Acer's machine will have an 11.6-inch, LED-backlit LCD display and battery life of six hours in continuous usage, as well as an Intel Atom dual-core processor, a high-definition webcam, two USB ports, a 4-1 in memory card slot, an HDMI port and a full-size keyboard and trackpad.
U.S. users will be able to place orders for the notebooks starting on June 15 from both Amazon and Best Buy. The computers will also be available in the U.K., France, Germany, the Netherlands, Spain and Italy, Pichai said during a keynote speech at Google's I/O conference on Wednesday.
Outside of the U.S., the machines will be sold by "leading retailers" in the different countries, and the 3G connectivity offered by local service providers.
Asked about the possibility of Chrome OS tablets, Pichai stressed the company currently is focused just on notebooks. "We have no other plans at this time [for] any other form factors," he said during a press conference after the keynote speech.
Google will also make available "Chromebooks" on a subscription basis for businesses, schools and government agencies, starting at $28 per business user and $20 per school and public sector user. "It's software and hardware as a service," Pichai said.
Those subscription notebooks will be sold directly by Google, and will also be available on June 15, he said.

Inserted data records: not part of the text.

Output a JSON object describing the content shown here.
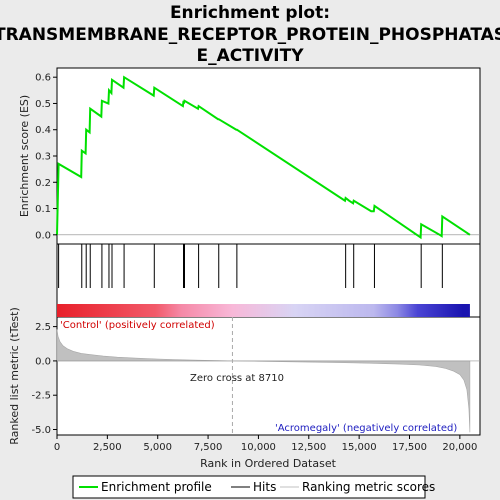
{
  "chart_data": {
    "type": "line",
    "title_lines": [
      "Enrichment plot:",
      "TRANSMEMBRANE_RECEPTOR_PROTEIN_PHOSPHATAS",
      "E_ACTIVITY"
    ],
    "es_ylabel": "Enrichment score (ES)",
    "metric_ylabel": "Ranked list metric (tTest)",
    "xlabel": "Rank in Ordered Dataset",
    "xlim": [
      0,
      21000
    ],
    "xticks": [
      0,
      2500,
      5000,
      7500,
      10000,
      12500,
      15000,
      17500,
      20000
    ],
    "xtick_labels": [
      "0",
      "2,500",
      "5,000",
      "7,500",
      "10,000",
      "12,500",
      "15,000",
      "17,500",
      "20,000"
    ],
    "es_ylim": [
      -0.035,
      0.635
    ],
    "es_yticks": [
      0.0,
      0.1,
      0.2,
      0.3,
      0.4,
      0.5,
      0.6
    ],
    "es_ytick_labels": [
      "0.0",
      "0.1",
      "0.2",
      "0.3",
      "0.4",
      "0.5",
      "0.6"
    ],
    "metric_ylim": [
      -5.4,
      3.2
    ],
    "metric_yticks": [
      2.5,
      0.0,
      -2.5,
      -5.0
    ],
    "metric_ytick_labels": [
      "2.5",
      "0.0",
      "-2.5",
      "-5.0"
    ],
    "enrichment_profile": {
      "name": "Enrichment profile",
      "color": "#00e000",
      "x": [
        0,
        80,
        1200,
        1230,
        1420,
        1450,
        1620,
        1650,
        2200,
        2230,
        2550,
        2580,
        2700,
        2730,
        3300,
        3330,
        4800,
        4830,
        6250,
        6280,
        6300,
        6330,
        7000,
        7030,
        8000,
        8030,
        8900,
        8930,
        14300,
        14330,
        14500,
        14700,
        14730,
        15600,
        15730,
        15760,
        18050,
        18080,
        19000,
        19100,
        19130,
        20500
      ],
      "y": [
        0.0,
        0.27,
        0.22,
        0.32,
        0.31,
        0.4,
        0.39,
        0.48,
        0.45,
        0.51,
        0.5,
        0.55,
        0.54,
        0.59,
        0.56,
        0.6,
        0.53,
        0.56,
        0.49,
        0.51,
        0.5,
        0.51,
        0.48,
        0.49,
        0.44,
        0.44,
        0.4,
        0.4,
        0.13,
        0.14,
        0.13,
        0.12,
        0.13,
        0.09,
        0.09,
        0.11,
        -0.01,
        0.04,
        0.0,
        -0.005,
        0.07,
        0.0
      ]
    },
    "hits": [
      80,
      1230,
      1450,
      1650,
      2230,
      2580,
      2730,
      3330,
      4830,
      6280,
      6330,
      7030,
      8030,
      8930,
      14330,
      14730,
      15760,
      18080,
      19130
    ],
    "ranking_metric": {
      "name": "Ranking metric scores",
      "color": "#c0c0c0",
      "x": [
        0,
        50,
        150,
        300,
        500,
        800,
        1200,
        1700,
        2300,
        3000,
        4000,
        5000,
        6000,
        7000,
        8000,
        8710,
        10000,
        12000,
        14000,
        15500,
        17000,
        18000,
        18800,
        19300,
        19700,
        20000,
        20200,
        20350,
        20450,
        20500
      ],
      "y": [
        2.3,
        1.8,
        1.4,
        1.1,
        0.9,
        0.7,
        0.55,
        0.45,
        0.35,
        0.27,
        0.2,
        0.14,
        0.09,
        0.05,
        0.02,
        0.0,
        -0.03,
        -0.07,
        -0.12,
        -0.17,
        -0.23,
        -0.3,
        -0.4,
        -0.55,
        -0.75,
        -1.0,
        -1.4,
        -2.1,
        -3.5,
        -5.2
      ]
    },
    "zero_cross_x": 8710,
    "zero_cross_label": "Zero cross at 8710",
    "pos_label": "'Control' (positively correlated)",
    "neg_label": "'Acromegaly' (negatively correlated)",
    "colorbar_stops": [
      {
        "x": 0,
        "color": "#e8202a"
      },
      {
        "x": 4900,
        "color": "#f25a6a"
      },
      {
        "x": 6200,
        "color": "#f58aa8"
      },
      {
        "x": 8710,
        "color": "#f8b8d8"
      },
      {
        "x": 11800,
        "color": "#d8d4f4"
      },
      {
        "x": 15700,
        "color": "#bcb8ee"
      },
      {
        "x": 16900,
        "color": "#8c88e4"
      },
      {
        "x": 17900,
        "color": "#4a44d4"
      },
      {
        "x": 20150,
        "color": "#1a14b0"
      },
      {
        "x": 20500,
        "color": "#1a14b0"
      }
    ],
    "legend": [
      {
        "label": "Enrichment profile",
        "color": "#00e000"
      },
      {
        "label": "Hits",
        "color": "#000000"
      },
      {
        "label": "Ranking metric scores",
        "color": "#c0c0c0"
      }
    ]
  }
}
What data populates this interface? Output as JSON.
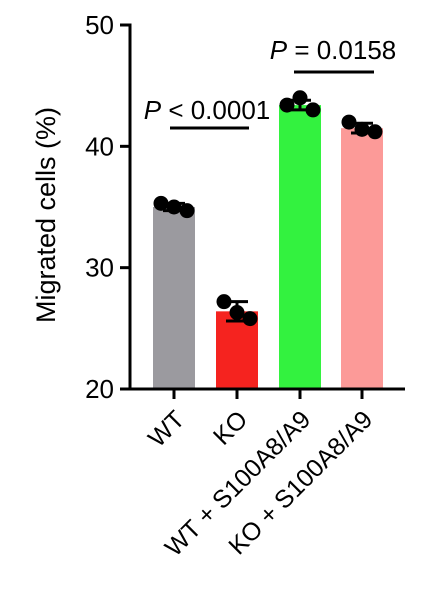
{
  "chart_data": {
    "type": "bar",
    "ylabel": "Migrated cells (%)",
    "ylim": [
      20,
      50
    ],
    "yticks": [
      "20",
      "30",
      "40",
      "50"
    ],
    "grid": false,
    "categories": [
      "WT",
      "KO",
      "WT + S100A8/A9",
      "KO + S100A8/A9"
    ],
    "values": [
      35.0,
      26.4,
      43.4,
      41.5
    ],
    "errors": [
      0.3,
      0.8,
      0.4,
      0.4
    ],
    "bar_colors": [
      "#9b9a9f",
      "#f5231f",
      "#33f23f",
      "#fc9a98"
    ],
    "points": [
      [
        35.3,
        35.0,
        34.7
      ],
      [
        27.2,
        26.3,
        25.8
      ],
      [
        43.4,
        44.0,
        43.0
      ],
      [
        42.0,
        41.4,
        41.2
      ]
    ],
    "annotations": [
      {
        "text": "P < 0.0001",
        "from": 0,
        "to": 1
      },
      {
        "text": "P = 0.0158",
        "from": 2,
        "to": 3
      }
    ]
  }
}
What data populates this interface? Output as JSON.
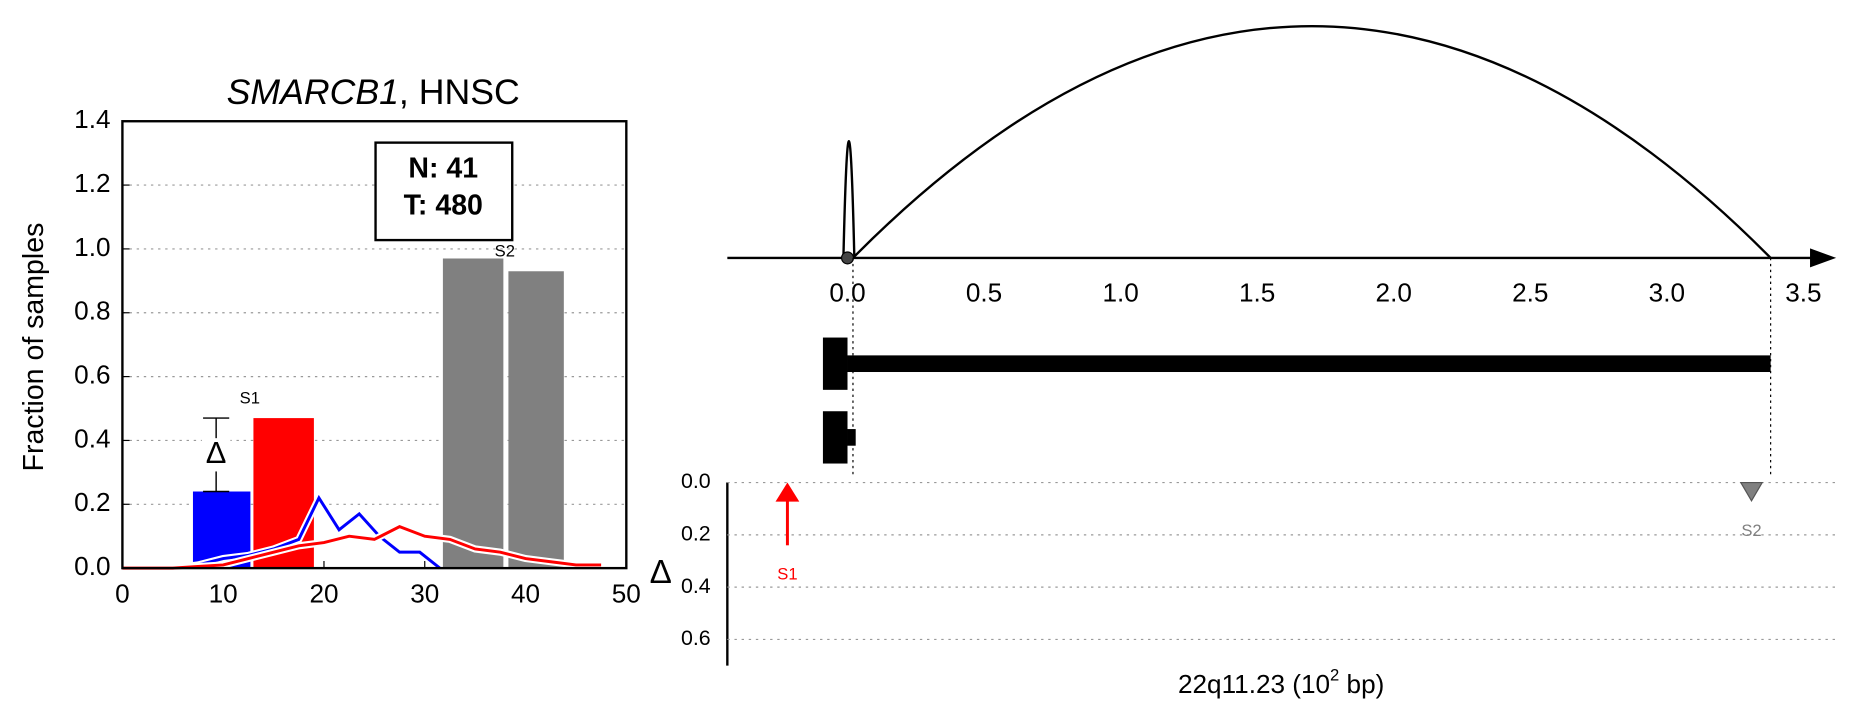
{
  "chart_data": [
    {
      "type": "bar",
      "title": {
        "gene": "SMARCB1",
        "rest": ", HNSC"
      },
      "y_label": "Fraction of samples",
      "xlim": [
        0,
        50
      ],
      "ylim": [
        0,
        1.4
      ],
      "xticks": [
        0,
        10,
        20,
        30,
        40,
        50
      ],
      "yticks": [
        {
          "value": 0,
          "label": "0.0"
        },
        0.2,
        0.4,
        0.6,
        0.8,
        {
          "value": 1,
          "label": "1.0"
        },
        1.2,
        1.4
      ],
      "grid": true,
      "bars": [
        {
          "x": [
            7,
            12.7
          ],
          "value": 0.24,
          "color": "#0000ff"
        },
        {
          "x": [
            13,
            19
          ],
          "value": 0.47,
          "color": "#ff0000",
          "label": "S1"
        },
        {
          "x": [
            31.8,
            37.8
          ],
          "value": 0.97,
          "color": "#808080"
        },
        {
          "x": [
            38.3,
            43.8
          ],
          "value": 0.93,
          "color": "#808080",
          "label": "S2"
        }
      ],
      "delta": {
        "x": 9.3,
        "low": 0.24,
        "high": 0.47,
        "label": "Δ"
      },
      "lines": [
        {
          "color": "#0000ff",
          "x": [
            0,
            5,
            7.5,
            10,
            12.5,
            15,
            17.5,
            19.5,
            21.5,
            23.5,
            25.5,
            27.5,
            29.5,
            31.5
          ],
          "values": [
            0,
            0,
            0.01,
            0.03,
            0.04,
            0.06,
            0.09,
            0.22,
            0.12,
            0.17,
            0.1,
            0.05,
            0.05,
            0.0
          ]
        },
        {
          "color": "#ff0000",
          "x": [
            0,
            5,
            7.5,
            10,
            12.5,
            15,
            17.5,
            20,
            22.5,
            25,
            27.5,
            30,
            32.5,
            35,
            37.5,
            40,
            42.5,
            45,
            47.5
          ],
          "values": [
            0,
            0,
            0.005,
            0.01,
            0.03,
            0.05,
            0.07,
            0.08,
            0.1,
            0.09,
            0.13,
            0.1,
            0.09,
            0.06,
            0.05,
            0.03,
            0.02,
            0.01,
            0.01
          ]
        }
      ],
      "annotation": [
        "N: 41",
        "T: 480"
      ]
    },
    {
      "type": "genomic",
      "xlim": [
        -0.44,
        3.62
      ],
      "xticks": [
        {
          "value": 0,
          "label": "0.0"
        },
        0.5,
        {
          "value": 1,
          "label": "1.0"
        },
        1.5,
        {
          "value": 2,
          "label": "2.0"
        },
        2.5,
        {
          "value": 3,
          "label": "3.0"
        },
        3.5
      ],
      "x_label": [
        "22q11.23 (10",
        "2",
        " bp)"
      ],
      "point": 0,
      "arcs": [
        {
          "start": -0.015,
          "end": 0.025
        },
        {
          "start": 0.02,
          "end": 3.38
        }
      ],
      "genes": [
        {
          "start": -0.09,
          "cds_end": 0,
          "end": 3.38
        },
        {
          "start": -0.09,
          "cds_end": 0,
          "end": 0.03
        }
      ],
      "delta_label": "Δ",
      "delta_ylim": [
        0,
        0.7
      ],
      "delta_yticks": [
        {
          "value": 0,
          "label": "0.0"
        },
        0.2,
        0.4,
        0.6
      ],
      "events": [
        {
          "name": "S1",
          "x": -0.22,
          "delta": 0.24,
          "color": "#ff0000",
          "direction": "up"
        },
        {
          "name": "S2",
          "x": 3.31,
          "delta": 0.07,
          "color": "#808080",
          "direction": "down"
        }
      ]
    }
  ]
}
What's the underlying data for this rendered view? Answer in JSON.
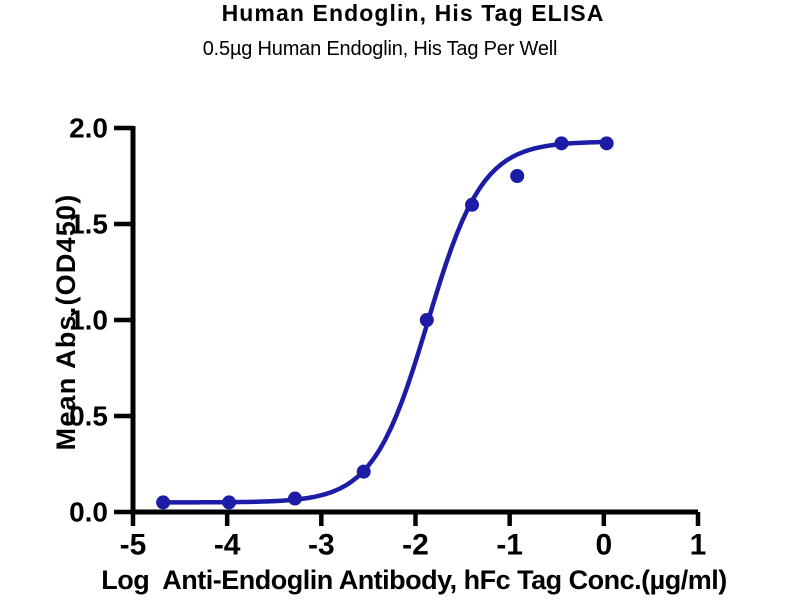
{
  "chart_data": {
    "type": "scatter",
    "title": "Human Endoglin, His Tag ELISA",
    "subtitle": "0.5µg Human Endoglin, His Tag Per Well",
    "xlabel": "Log  Anti-Endoglin Antibody, hFc Tag Conc.(µg/ml)",
    "ylabel": "Mean Abs.(OD450)",
    "xlim": [
      -5,
      1
    ],
    "ylim": [
      0,
      2
    ],
    "x_ticks": [
      -5,
      -4,
      -3,
      -2,
      -1,
      0,
      1
    ],
    "x_tick_labels": [
      "-5",
      "-4",
      "-3",
      "-2",
      "-1",
      "0",
      "1"
    ],
    "y_ticks": [
      0,
      0.5,
      1,
      1.5,
      2
    ],
    "y_tick_labels": [
      "0.0",
      "0.5",
      "1.0",
      "1.5",
      "2.0"
    ],
    "grid": false,
    "legend": false,
    "series": [
      {
        "name": "Anti-Endoglin Antibody, hFc Tag",
        "x": [
          -4.68,
          -3.98,
          -3.28,
          -2.55,
          -1.88,
          -1.4,
          -0.92,
          -0.45,
          0.03
        ],
        "y": [
          0.05,
          0.05,
          0.07,
          0.21,
          1.0,
          1.6,
          1.75,
          1.92,
          1.92
        ]
      }
    ],
    "fit_curve": {
      "model": "4PL sigmoid",
      "bottom": 0.05,
      "top": 1.93,
      "logEC50": -1.87,
      "hill": 1.5,
      "x_start": -4.68,
      "x_end": 0.03
    },
    "marker_color": "#1c1ca6",
    "line_color": "#1c1ca6",
    "axis_color": "#000000",
    "background_color": "#ffffff"
  }
}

In addition to the Chrome notebooks, customers get a cloud-based management console for IT management and administration of users, devices and software, as well as access to support, warranties and machine replacements.
Google also launched an in-application payment system for Web applications sold through its Chrome Web Store, and said it will only take a 5 percent commission from those transactions.
"We believe that's a great thing for developers and a great thing for the Web," said Vikas Gupta, a product manager on the Google Payments Team.
Pichai also said that there are now about 160 million active users of the Chrome browser, more than double the number a year ago.